Fanny écoutait Jacques s’exprimer avec cette aimable nonchalance qui était un de ses charmes mondains. Il semblait n’attacher d’importance à quoi que ce fût. Elle ne l’avait vu vraiment « s’emballer » que contre les audacieuses prétentions du papa Moutier, expliquant, sans sourire, son système de « l’autre monde ». Et encore, parce qu’on avait mêlé à ces histoires-là, et d’une façon si bizarre, le nom d’André… Mais, dame ! si Jacques avait assassiné son frère !… hypothèse à laquelle elle ne parvenait décidément point à songer avec sang-froid.

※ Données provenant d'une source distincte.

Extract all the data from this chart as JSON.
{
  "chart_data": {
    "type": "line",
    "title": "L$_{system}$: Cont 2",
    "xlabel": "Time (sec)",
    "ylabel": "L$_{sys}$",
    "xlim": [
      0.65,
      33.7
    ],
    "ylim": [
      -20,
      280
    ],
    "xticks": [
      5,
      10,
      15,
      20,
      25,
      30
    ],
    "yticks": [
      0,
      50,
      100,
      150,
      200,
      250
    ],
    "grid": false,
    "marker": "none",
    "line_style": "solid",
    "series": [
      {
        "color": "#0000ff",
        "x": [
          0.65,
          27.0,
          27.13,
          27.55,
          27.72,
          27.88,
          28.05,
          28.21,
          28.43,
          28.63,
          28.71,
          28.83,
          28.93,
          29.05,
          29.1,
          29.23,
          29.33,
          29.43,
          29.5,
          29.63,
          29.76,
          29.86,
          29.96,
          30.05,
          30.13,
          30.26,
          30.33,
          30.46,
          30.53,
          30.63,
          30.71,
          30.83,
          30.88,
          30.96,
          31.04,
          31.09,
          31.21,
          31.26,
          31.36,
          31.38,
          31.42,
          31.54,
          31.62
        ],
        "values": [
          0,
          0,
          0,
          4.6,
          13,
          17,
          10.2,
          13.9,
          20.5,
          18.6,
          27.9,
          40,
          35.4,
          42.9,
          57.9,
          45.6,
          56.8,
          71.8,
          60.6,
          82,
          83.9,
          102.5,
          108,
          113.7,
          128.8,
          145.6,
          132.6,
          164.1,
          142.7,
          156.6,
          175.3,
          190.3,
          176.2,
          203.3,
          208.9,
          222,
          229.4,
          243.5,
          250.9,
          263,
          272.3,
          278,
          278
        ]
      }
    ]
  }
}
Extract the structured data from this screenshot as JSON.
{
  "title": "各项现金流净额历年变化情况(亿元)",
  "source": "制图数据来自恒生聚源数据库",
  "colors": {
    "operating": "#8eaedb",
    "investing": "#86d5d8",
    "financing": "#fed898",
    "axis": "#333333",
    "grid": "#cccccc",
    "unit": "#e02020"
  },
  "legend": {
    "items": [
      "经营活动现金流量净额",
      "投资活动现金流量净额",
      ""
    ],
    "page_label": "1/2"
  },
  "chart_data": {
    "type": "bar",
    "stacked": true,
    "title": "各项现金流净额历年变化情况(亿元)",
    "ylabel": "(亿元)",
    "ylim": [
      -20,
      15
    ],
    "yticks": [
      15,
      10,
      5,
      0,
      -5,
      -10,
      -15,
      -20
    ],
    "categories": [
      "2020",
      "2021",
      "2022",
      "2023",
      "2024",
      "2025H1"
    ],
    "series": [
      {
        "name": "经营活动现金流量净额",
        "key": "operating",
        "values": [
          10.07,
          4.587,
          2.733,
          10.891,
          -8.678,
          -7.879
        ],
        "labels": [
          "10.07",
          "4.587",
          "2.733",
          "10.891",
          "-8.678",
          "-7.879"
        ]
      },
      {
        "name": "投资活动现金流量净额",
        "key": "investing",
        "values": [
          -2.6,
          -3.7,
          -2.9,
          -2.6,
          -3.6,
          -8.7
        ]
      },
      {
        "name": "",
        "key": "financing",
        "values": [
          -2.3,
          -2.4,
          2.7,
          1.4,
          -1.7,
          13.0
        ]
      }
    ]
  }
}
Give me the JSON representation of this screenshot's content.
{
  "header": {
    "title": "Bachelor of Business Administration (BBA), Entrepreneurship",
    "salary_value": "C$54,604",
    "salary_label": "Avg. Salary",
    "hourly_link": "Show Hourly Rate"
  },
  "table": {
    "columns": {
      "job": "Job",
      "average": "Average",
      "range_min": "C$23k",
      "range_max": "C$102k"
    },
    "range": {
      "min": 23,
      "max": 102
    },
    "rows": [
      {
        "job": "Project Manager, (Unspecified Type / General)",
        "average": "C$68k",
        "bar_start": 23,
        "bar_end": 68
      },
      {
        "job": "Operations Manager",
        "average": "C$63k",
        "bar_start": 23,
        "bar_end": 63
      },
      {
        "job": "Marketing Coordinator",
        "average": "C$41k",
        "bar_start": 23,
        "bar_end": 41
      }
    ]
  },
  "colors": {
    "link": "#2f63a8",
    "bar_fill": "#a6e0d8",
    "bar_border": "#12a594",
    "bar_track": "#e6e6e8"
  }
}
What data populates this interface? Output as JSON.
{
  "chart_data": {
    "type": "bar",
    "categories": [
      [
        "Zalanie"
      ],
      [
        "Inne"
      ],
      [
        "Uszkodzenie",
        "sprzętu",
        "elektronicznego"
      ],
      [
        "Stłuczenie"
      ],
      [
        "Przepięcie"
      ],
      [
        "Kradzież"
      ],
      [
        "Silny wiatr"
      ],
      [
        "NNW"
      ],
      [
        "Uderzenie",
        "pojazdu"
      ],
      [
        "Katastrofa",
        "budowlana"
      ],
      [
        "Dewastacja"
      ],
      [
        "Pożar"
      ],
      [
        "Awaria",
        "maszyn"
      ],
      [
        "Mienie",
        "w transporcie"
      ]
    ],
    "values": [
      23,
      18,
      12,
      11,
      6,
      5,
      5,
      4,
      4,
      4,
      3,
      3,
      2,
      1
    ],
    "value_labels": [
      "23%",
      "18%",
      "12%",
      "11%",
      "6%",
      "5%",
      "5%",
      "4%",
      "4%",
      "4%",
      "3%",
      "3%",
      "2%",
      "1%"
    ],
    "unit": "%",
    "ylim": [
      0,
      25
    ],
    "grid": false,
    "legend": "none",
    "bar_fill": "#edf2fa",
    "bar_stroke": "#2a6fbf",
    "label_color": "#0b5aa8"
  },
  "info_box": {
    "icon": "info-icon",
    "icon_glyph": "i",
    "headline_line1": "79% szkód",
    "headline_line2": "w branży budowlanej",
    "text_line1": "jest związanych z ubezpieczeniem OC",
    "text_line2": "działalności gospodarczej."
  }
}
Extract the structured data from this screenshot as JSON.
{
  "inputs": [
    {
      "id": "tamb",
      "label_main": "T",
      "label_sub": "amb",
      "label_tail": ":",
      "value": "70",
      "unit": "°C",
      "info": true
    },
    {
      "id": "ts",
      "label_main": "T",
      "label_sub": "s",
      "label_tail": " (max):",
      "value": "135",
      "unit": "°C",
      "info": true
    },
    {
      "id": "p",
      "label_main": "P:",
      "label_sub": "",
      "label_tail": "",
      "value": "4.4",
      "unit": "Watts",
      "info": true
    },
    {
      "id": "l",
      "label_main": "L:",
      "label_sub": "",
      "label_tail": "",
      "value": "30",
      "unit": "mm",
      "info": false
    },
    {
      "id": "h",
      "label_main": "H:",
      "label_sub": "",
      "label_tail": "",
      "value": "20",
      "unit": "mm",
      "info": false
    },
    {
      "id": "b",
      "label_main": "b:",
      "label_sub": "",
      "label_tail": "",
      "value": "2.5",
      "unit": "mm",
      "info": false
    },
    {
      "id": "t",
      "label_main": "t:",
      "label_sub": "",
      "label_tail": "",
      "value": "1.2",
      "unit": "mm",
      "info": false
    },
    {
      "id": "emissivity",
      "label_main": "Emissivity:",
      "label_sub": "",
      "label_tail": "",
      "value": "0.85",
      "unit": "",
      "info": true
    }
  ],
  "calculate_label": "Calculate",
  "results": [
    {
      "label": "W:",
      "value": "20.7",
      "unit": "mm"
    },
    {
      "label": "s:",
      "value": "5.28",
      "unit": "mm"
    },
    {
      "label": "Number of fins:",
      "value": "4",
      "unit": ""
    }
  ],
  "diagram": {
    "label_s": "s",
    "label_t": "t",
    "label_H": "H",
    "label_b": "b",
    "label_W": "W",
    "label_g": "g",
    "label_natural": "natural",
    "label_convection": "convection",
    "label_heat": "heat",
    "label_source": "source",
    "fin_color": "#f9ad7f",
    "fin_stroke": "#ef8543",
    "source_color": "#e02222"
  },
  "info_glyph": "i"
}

« Les lièvres, l’an dernier, disait M. de la Mérinière, se sont montrés d’une vigueur étonnante. Pendant la seconde journée, ils ont fait des randonnées folles à travers les champs de courses et plusieurs chiens se sont trouvés sur le flanc et forcés.

— D’où viennent ces lièvres ? interrogea Fanny, qui paraissait entièrement captivée par la conversation de M. de la Mérinière.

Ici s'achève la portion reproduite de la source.